Published online by Cambridge University Press: 12 April 2025
The COVID-19 pandemic in 2020 and 2021 upended every facet of life – communication, daily routines, leisure time, among countless other disruptions. While virtually every industry was impacted by the pandemic, nightlife and live performance were hit particularly hard. As an art form rooted in liveness, often at LGBTQ+ bars and clubs, it is unsurprising that drag performance was greatly impacted by pandemic restrictions. Drag artists in the US tend to be gig workers, often rendering them ineligible for traditional unemployment benefits. The closures of nightlife spaces and the inability to gather safely in person resulted in a sudden and total loss of income for drag artists. The effects of COVID-19 were felt by artists collectively (Buchholz et al, 2020; Warnecke, 2020; Jeannotte, 2021), but the precarity for drag performers (compared with theatre actors, for example, who often belong to actors’ unions), and lack of fallback options made the imagined future for drag during the pandemic particularly bleak. It became imperative for drag to shift, creatively, to survive pandemic closures and distancing mandates.

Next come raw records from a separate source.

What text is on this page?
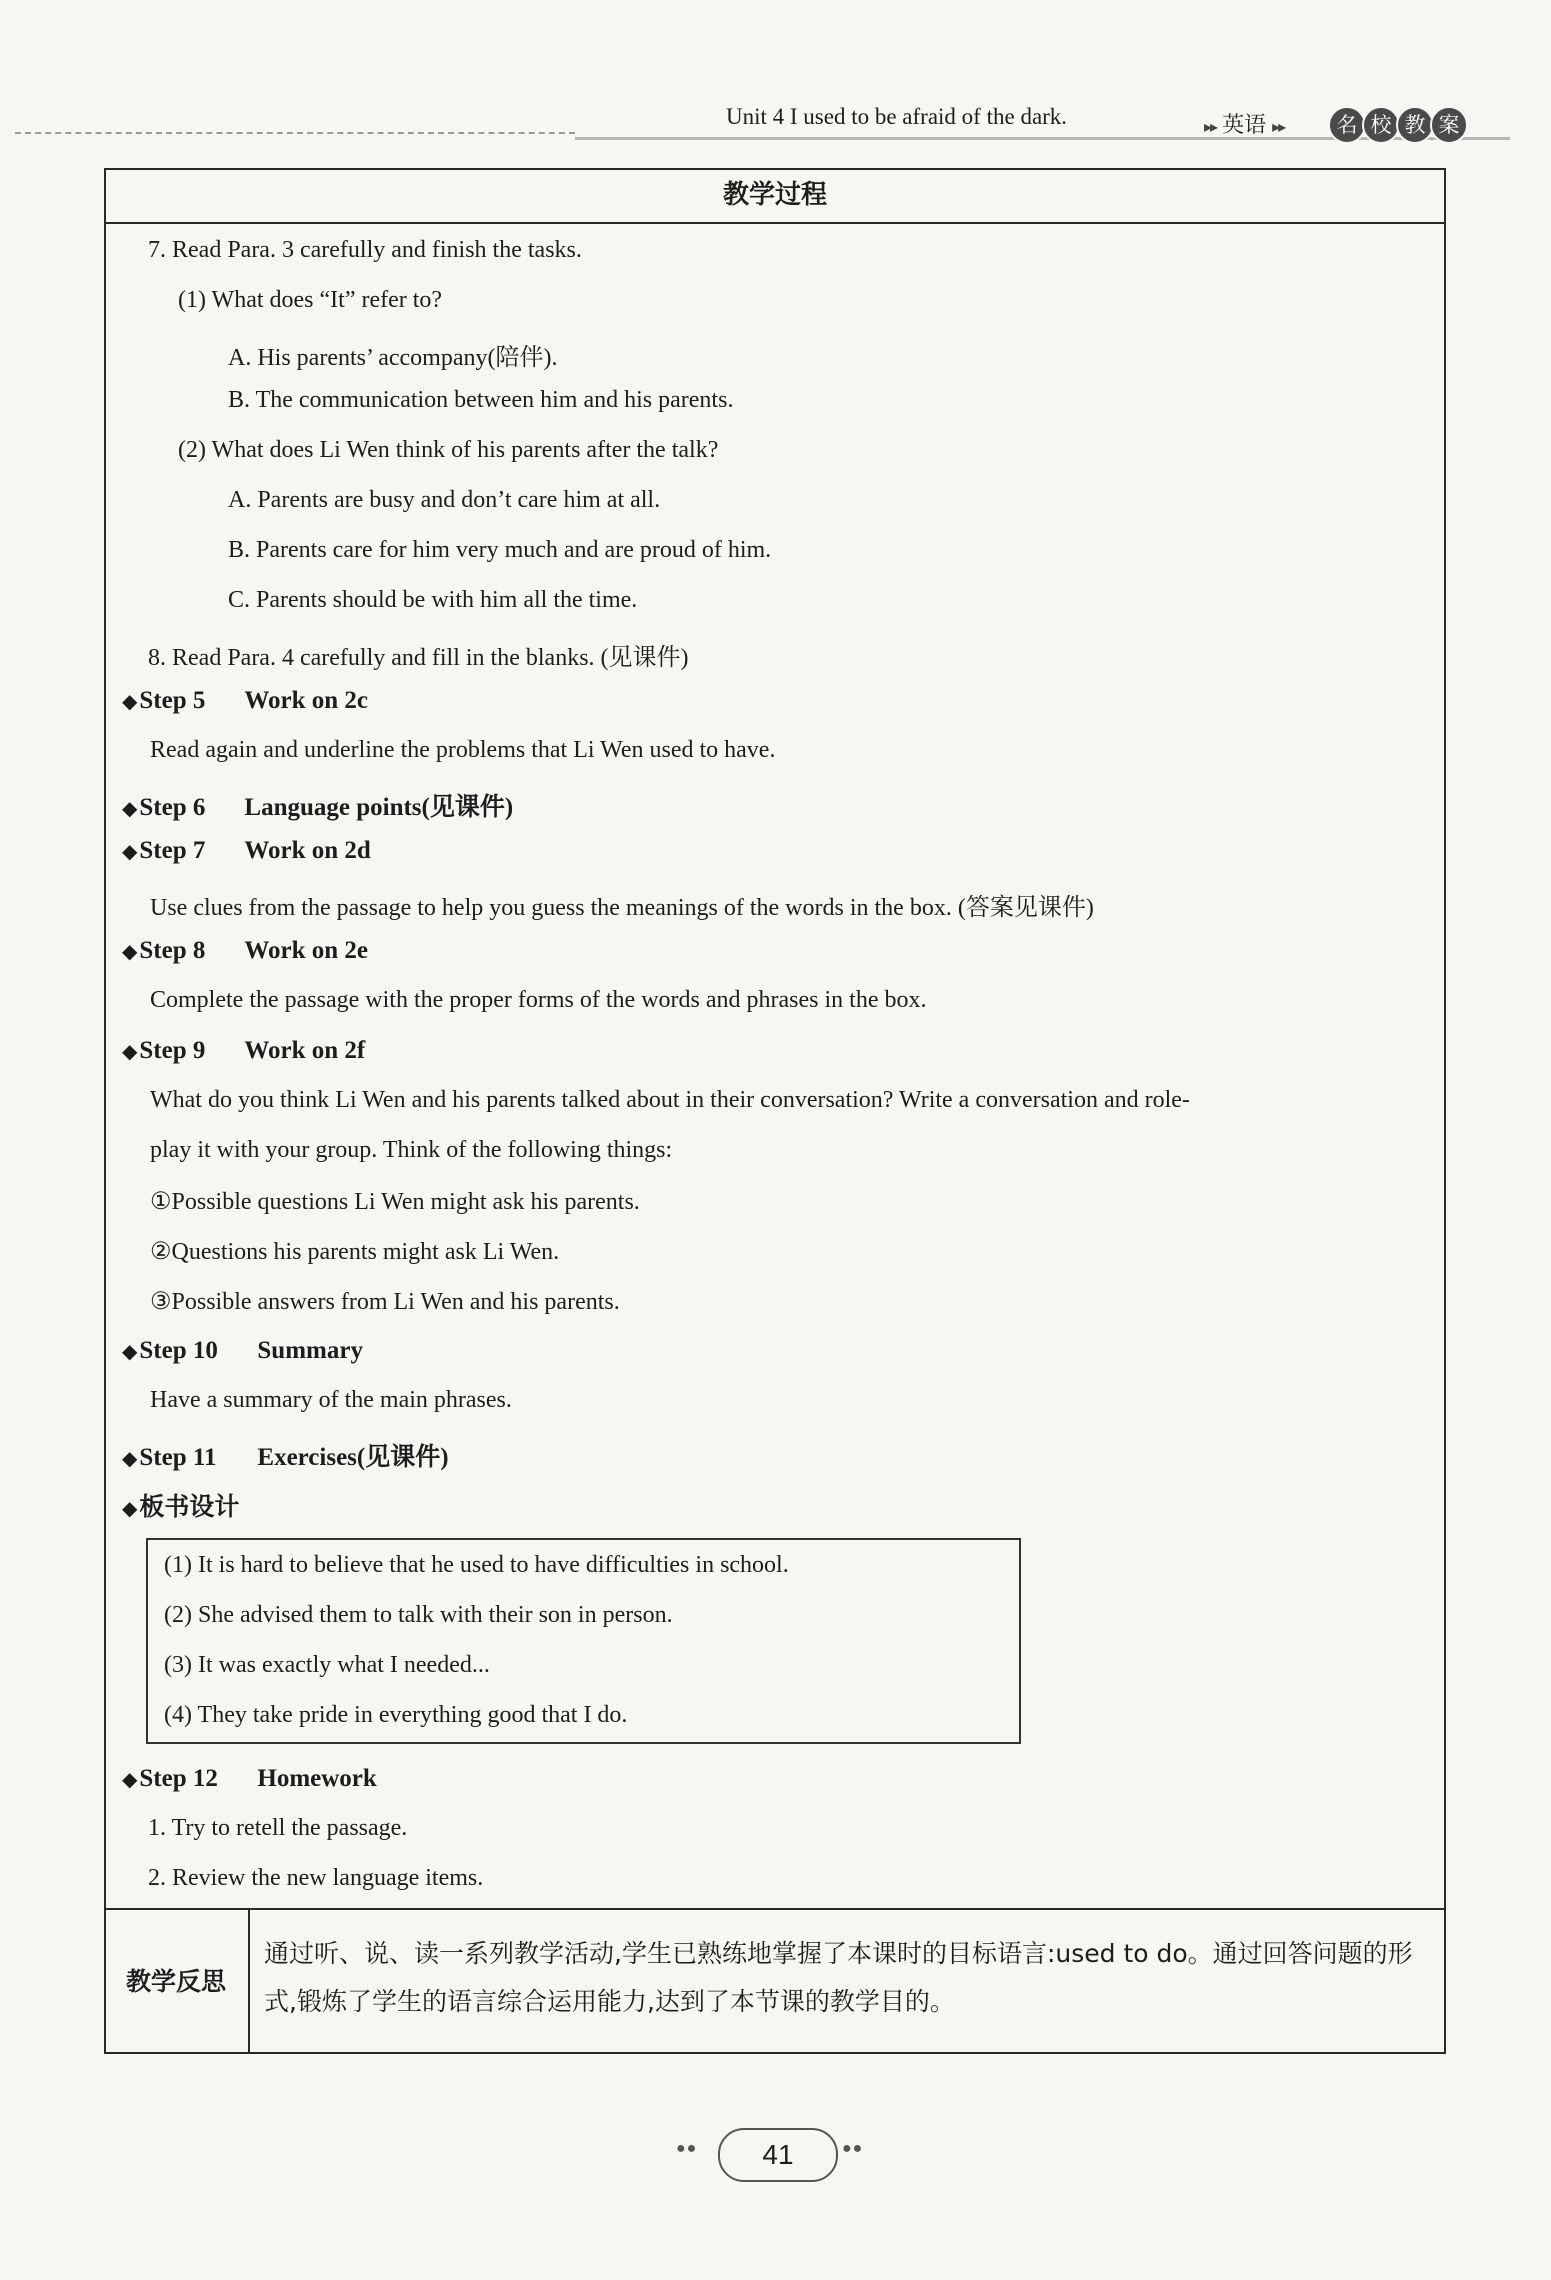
Unit 4 I used to be afraid of the dark.	▸▸ 英语 ▸▸	名 校 教 案
教学过程
7. Read Para. 3 carefully and finish the tasks.
(1) What does “It” refer to?
A. His parents’ accompany(陪伴).
B. The communication between him and his parents.
(2) What does Li Wen think of his parents after the talk?
A. Parents are busy and don’t care him at all.
B. Parents care for him very much and are proud of him.
C. Parents should be with him all the time.
8. Read Para. 4 carefully and fill in the blanks. (见课件)
◆Step 5 Work on 2c
Read again and underline the problems that Li Wen used to have.
◆Step 6 Language points(见课件)
◆Step 7 Work on 2d
Use clues from the passage to help you guess the meanings of the words in the box. (答案见课件)
◆Step 8 Work on 2e
Complete the passage with the proper forms of the words and phrases in the box.
◆Step 9 Work on 2f
What do you think Li Wen and his parents talked about in their conversation? Write a conversation and role-
play it with your group. Think of the following things:
①Possible questions Li Wen might ask his parents.
②Questions his parents might ask Li Wen.
③Possible answers from Li Wen and his parents.
◆Step 10 Summary
Have a summary of the main phrases.
◆Step 11 Exercises(见课件)
◆板书设计
(1) It is hard to believe that he used to have difficulties in school.
(2) She advised them to talk with their son in person.
(3) It was exactly what I needed...
(4) They take pride in everything good that I do.
◆Step 12 Homework
1. Try to retell the passage.
2. Review the new language items.
教学反思
通过听、说、读一系列教学活动,学生已熟练地掌握了本课时的目标语言:used to do。通过回答问题的形式,锻炼了学生的语言综合运用能力,达到了本节课的教学目的。
●●	41	●●
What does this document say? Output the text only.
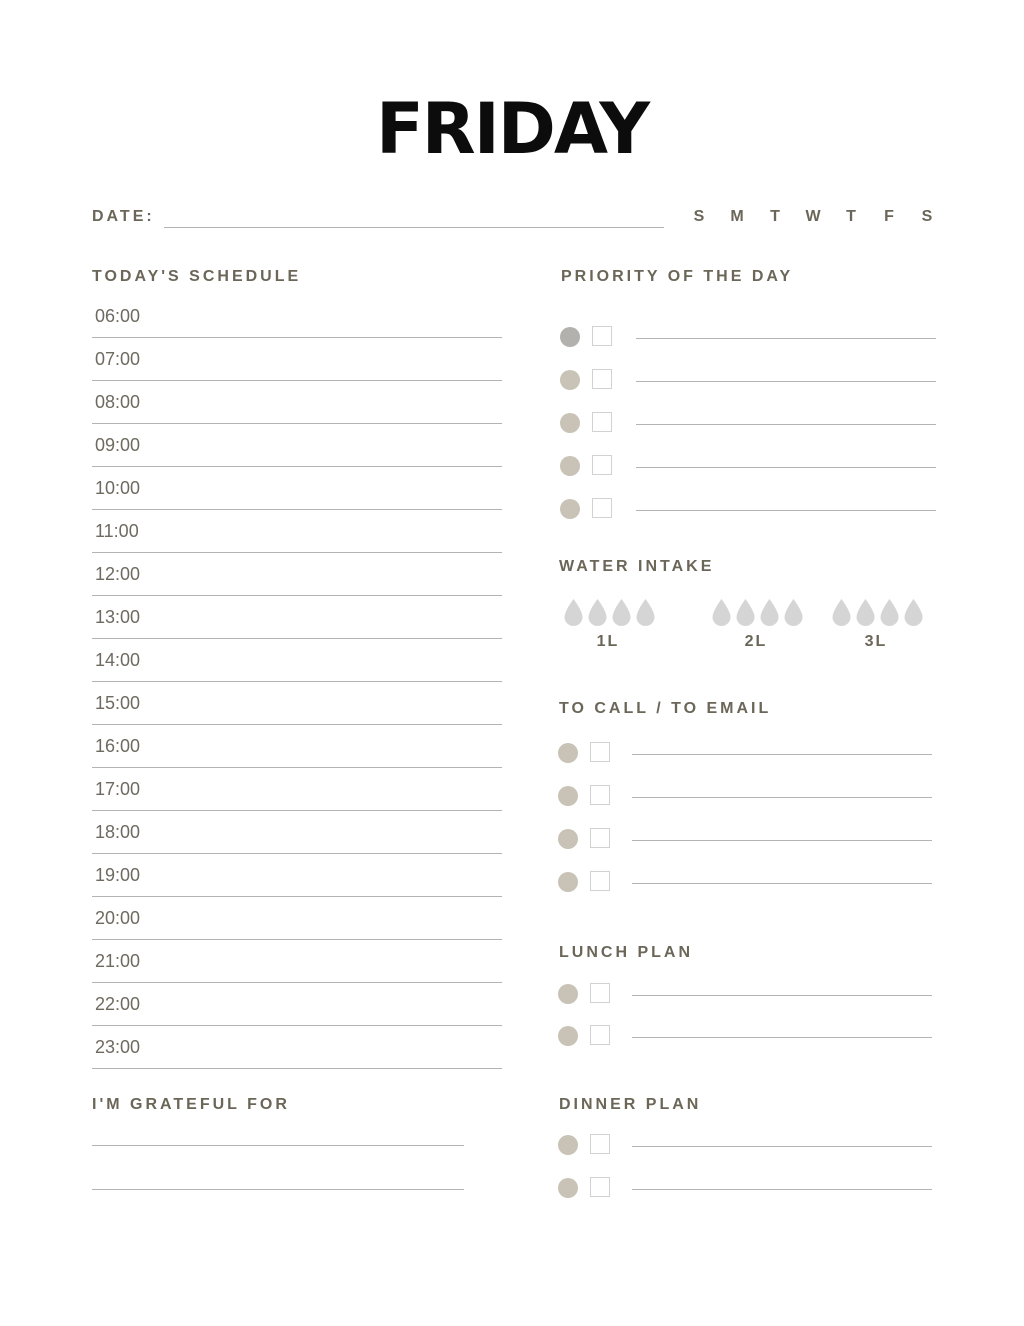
FRIDAY
DATE:	S	M	T	W	T	F	S
TODAY'S SCHEDULE
06:00
07:00
08:00
09:00
10:00
11:00
12:00
13:00
14:00
15:00
16:00
17:00
18:00
19:00
20:00
21:00
22:00
23:00
PRIORITY OF THE DAY
WATER INTAKE
1L	2L	3L
TO CALL / TO EMAIL
LUNCH PLAN
I'M GRATEFUL FOR	DINNER PLAN
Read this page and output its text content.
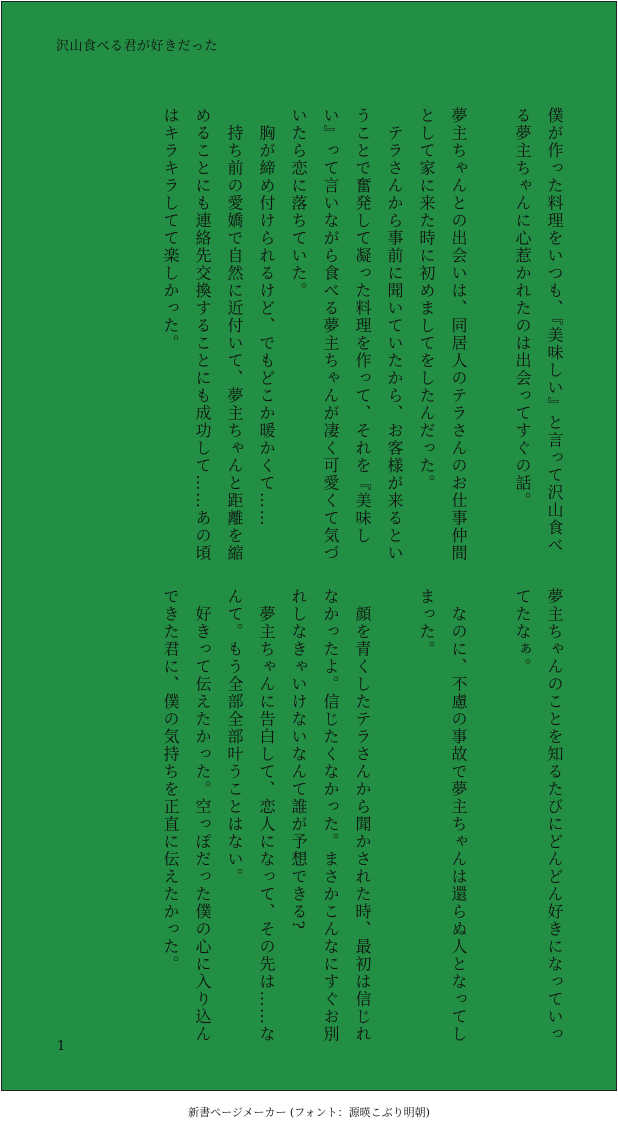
沢山食べる君が好きだった
僕が作った料理をいつも、『美味しい』と言って沢山食べる夢主ちゃんに心惹かれたのは出会ってすぐの話。

夢主ちゃんとの出会いは、同居人のテラさんのお仕事仲間として家に来た時に初めましてをしたんだった。
　テラさんから事前に聞いていたから、お客様が来るということで奮発して凝った料理を作って、それを『美味しい』って言いながら食べる夢主ちゃんが凄く可愛くて気づいたら恋に落ちていた。
　胸が締め付けられるけど、でもどこか暖かくて……
　持ち前の愛嬌で自然に近付いて、夢主ちゃんと距離を縮めることにも連絡先交換することにも成功して……あの頃はキラキラしてて楽しかった。
夢主ちゃんのことを知るたびにどんどん好きになっていってたなぁ。

　なのに、不慮の事故で夢主ちゃんは還らぬ人となってしまった。

　顔を青くしたテラさんから聞かされた時、最初は信じれなかったよ。信じたくなかった。まさかこんなにすぐお別れしなきゃいけないなんて誰が予想できる?
　夢主ちゃんに告白して、恋人になって、その先は……なんて。もう全部全部叶うことはない。
　好きって伝えたかった。空っぽだった僕の心に入り込んできた君に、僕の気持ちを正直に伝えたかった。
1
新書ページメーカー (フォント：源暎こぶり明朝)
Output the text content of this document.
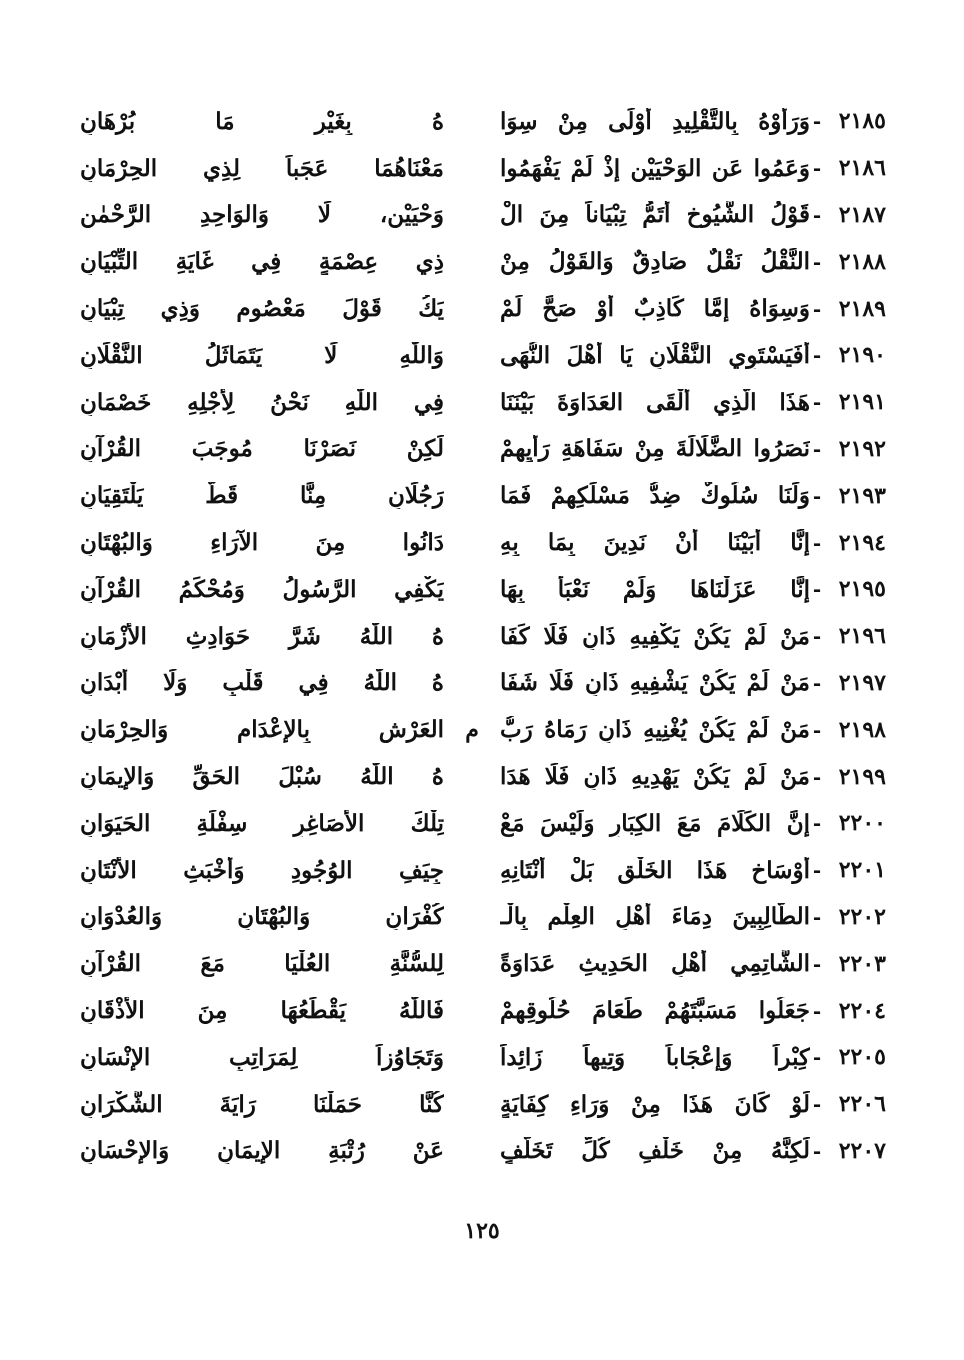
٢١٨٥
-
وَرَأَوْهُ بِالتَّقْلِيدِ أَوْلَى مِنْ سِوَا
هُ بِغَيْرِ مَا بُرْهَانِ
٢١٨٦
-
وَعَمُوا عَنِ الوَحْيَيْنِ إِذْ لَمْ يَفْهَمُوا
مَعْنَاهُمَا عَجَباً لِذِي الحِرْمَانِ
٢١٨٧
-
قَوْلُ الشُّيُوخِ أَتَمُّ تِبْيَاناً مِنَ الْ
وَحْيَيْنِ، لَا وَالوَاحِدِ الرَّحْمٰنِ
٢١٨٨
-
النَّقْلُ نَقْلٌ صَادِقٌ وَالقَوْلُ مِنْ
ذِي عِصْمَةٍ فِي غَايَةِ التِّبْيَانِ
٢١٨٩
-
وَسِوَاهُ إِمَّا كَاذِبٌ أَوْ صَحَّ لَمْ
يَكُ قَوْلَ مَعْصُومٍ وَذِي تِبْيَانِ
٢١٩٠
-
أَفَيَسْتَوِي النَّقْلَانِ يَا أَهْلَ النُّهَى
وَاللّٰهِ لَا يَتَمَاثَلُ النَّقْلَانِ
٢١٩١
-
هَذَا الَّذِي أَلْقَى العَدَاوَةَ بَيْنَنَا
فِي اللّٰهِ نَحْنُ لِأَجْلِهِ خَصْمَانِ
٢١٩٢
-
نَصَرُوا الضَّلَالَةَ مِنْ سَفَاهَةِ رَأْيِهِمْ
لَكِنْ نَصَرْنَا مُوجَبَ القُرْآنِ
٢١٩٣
-
وَلَنَا سُلُوكٌ ضِدُّ مَسْلَكِهِمْ فَمَا
رَجُلَانِ مِنَّا قَطُّ يَلْتَقِيَانِ
٢١٩٤
-
إِنَّا أَبَيْنَا أَنْ نَدِينَ بِمَا بِهِ
دَانُوا مِنَ الآرَاءِ وَالبُهْتَانِ
٢١٩٥
-
إِنَّا عَزَلْنَاهَا وَلَمْ نَعْبَأْ بِهَا
يَكْفِي الرَّسُولُ وَمُحْكَمُ القُرْآنِ
٢١٩٦
-
مَنْ لَمْ يَكُنْ يَكْفِيهِ ذَانِ فَلَا كَفَا
هُ اللّٰهُ شَرَّ حَوَادِثِ الأَزْمَانِ
٢١٩٧
-
مَنْ لَمْ يَكُنْ يَشْفِيهِ ذَانِ فَلَا شَفَا
هُ اللّٰهُ فِي قَلْبٍ وَلَا أَبْدَانِ
٢١٩٨
-
مَنْ لَمْ يَكُنْ يُغْنِيهِ ذَانِ رَمَاهُ رَبُّ
م
العَرْشِ بِالإِعْدَامِ وَالحِرْمَانِ
٢١٩٩
-
مَنْ لَمْ يَكُنْ يَهْدِيهِ ذَانِ فَلَا هَدَا
هُ اللّٰهُ سُبْلَ الحَقِّ وَالإِيمَانِ
٢٢٠٠
-
إِنَّ الكَلَامَ مَعَ الكِبَارِ وَلَيْسَ مَعْ
تِلْكَ الأَصَاغِرِ سِفْلَةِ الحَيَوَانِ
٢٢٠١
-
أَوْسَاخِ هَذَا الخَلْقِ بَلْ أَنْتَانِهِ
جِيَفِ الوُجُودِ وَأَخْبَثِ الأَنْتَانِ
٢٢٠٢
-
الطَّالِبِينَ دِمَاءَ أَهْلِ العِلْمِ بِالْـ
كُفْرَانِ وَالبُهْتَانِ وَالعُدْوَانِ
٢٢٠٣
-
الشَّاتِمِي أَهْلِ الحَدِيثِ عَدَاوَةً
لِلسُّنَّةِ العُلْيَا مَعَ القُرْآنِ
٢٢٠٤
-
جَعَلُوا مَسَبَّتَهُمْ طَعَامَ حُلُوقِهِمْ
فَاللّٰهُ يَقْطَعُهَا مِنَ الأَذْقَانِ
٢٢٠٥
-
كِبْراً وَإِعْجَاباً وَتِيهاً زَائِداً
وَتَجَاوُزاً لِمَرَاتِبِ الإِنْسَانِ
٢٢٠٦
-
لَوْ كَانَ هَذَا مِنْ وَرَاءِ كِفَايَةٍ
كُنَّا حَمَلْنَا رَايَةَ الشُّكْرَانِ
٢٢٠٧
-
لَكِنَّهُ مِنْ خَلْفِ كُلِّ تَخَلُّفٍ
عَنْ رُتْبَةِ الإِيمَانِ وَالإِحْسَانِ
١٢٥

Drag pivoted to increasingly diverse avenues, including a foray into the digital realm beginning in late March 2020. ‘Digital drag’ started with real-time performances on Instagram Live and ticketed live events via streaming platforms. Initially, digital drag was a true ‘make it work’ moment; drag artists were in crisis with no foreseeable income, so something had to be done immediately to provide desperately needed earnings. The simplest, quickest solution was attempting to mirror the ‘analogue’ live, real-time, in-person performance. Yet a perfect one-to-one replica of the analogue-live performance using digital media was not feasible. Technical difficulties abounded, real-time interaction was largely lost, and much of the illusory magic of drag was stripped away in the harsh overhead lighting of performers’ living rooms.
When social distancing restrictions lasted longer than initially anticipated, drag had to adapt, once again, to more sustainable solutions until in-person gatherings could safely resume. Digital drag thus became less about replicating the analogue-live, and instead began to mirror music videos: highly stylized recordings using technical effects to heighten or alter embodied performance elements. In other words, digital drag became a novel performance style all its own – one which necessarily interrogates the connections and tensions between embodied art, technology, and the very premise of liveness itself.